Years ago, I remember being disappointed after serving on a committee intent on simplifying and reducing the size of the Rule Book – it was a single volume but had grown too fat for the raincoat pocket. I did not have access to a safety professional or legal advice. We were all railway employees. Our objective was revising the rules and procedures to make them more easily understood and easier for the staff doing the work to understand.
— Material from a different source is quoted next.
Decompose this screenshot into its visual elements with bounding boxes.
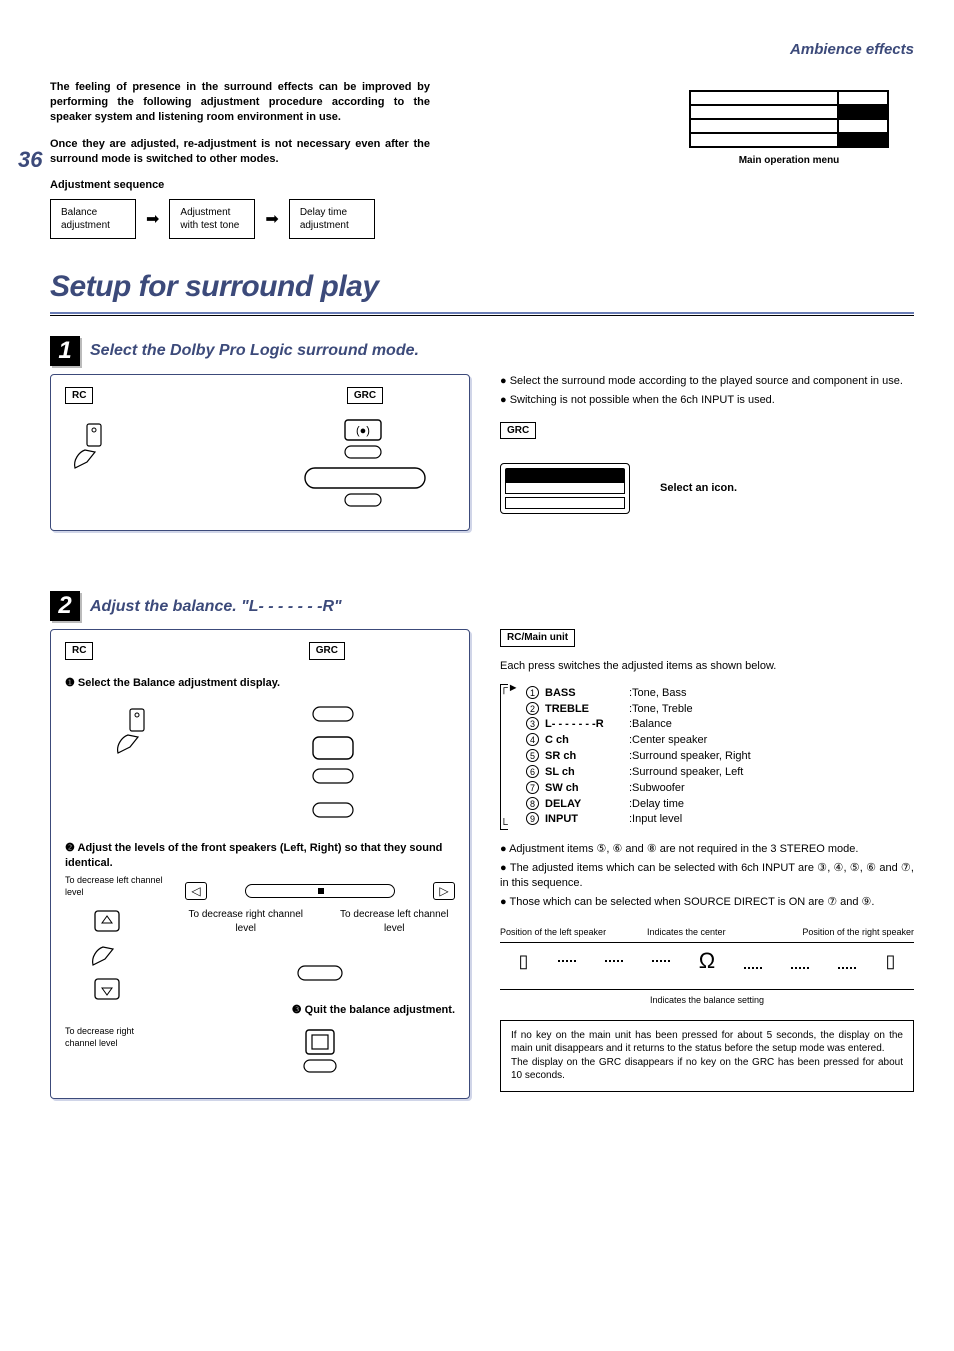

Locally, we were using single sheets for each shift (printed one side only) with a diagram and explanation of what was to be done by whom along with the specified equipment, engineering trains and plant to be used. The details on those A4 sheets had been discussed with the relevant shift supervisors and agreed during a site visit in daylight. The objective was for each supervisor, technical staff member and trackman to understand and be committed to doing the work safely.
More rules result in less understanding!
We failed in our attempt to reduce and simplify the Rule Book. Sadly, the industry continued to increase the complexity and number of rules and regulations.
As our attempt at simplifying and reducing the thickness of the Rule Book got under way, it soon became clear that more rules had been added after almost every significant incident and accident. Indeed, our knowledgeable professional operator was able to give details of each accident that had added a further rule!
The result was a Rule Book that had more than doubled in size from the ones used in the 1950s. Surely, the greater the number of rules or equivalent, the lesser will be the understanding?
First fatigue management prosecution
The fatal road traffic accident that occurred back in June 2013 was tragic. Why, I wonder, has it taken so long to come to court? As the company is still working, changes must have been made to their working practices. What really went wrong?
To the best of my knowledge this was the first prosecution in England involving a failure to manage fatigue. My hope and prayers are for it being the last one too!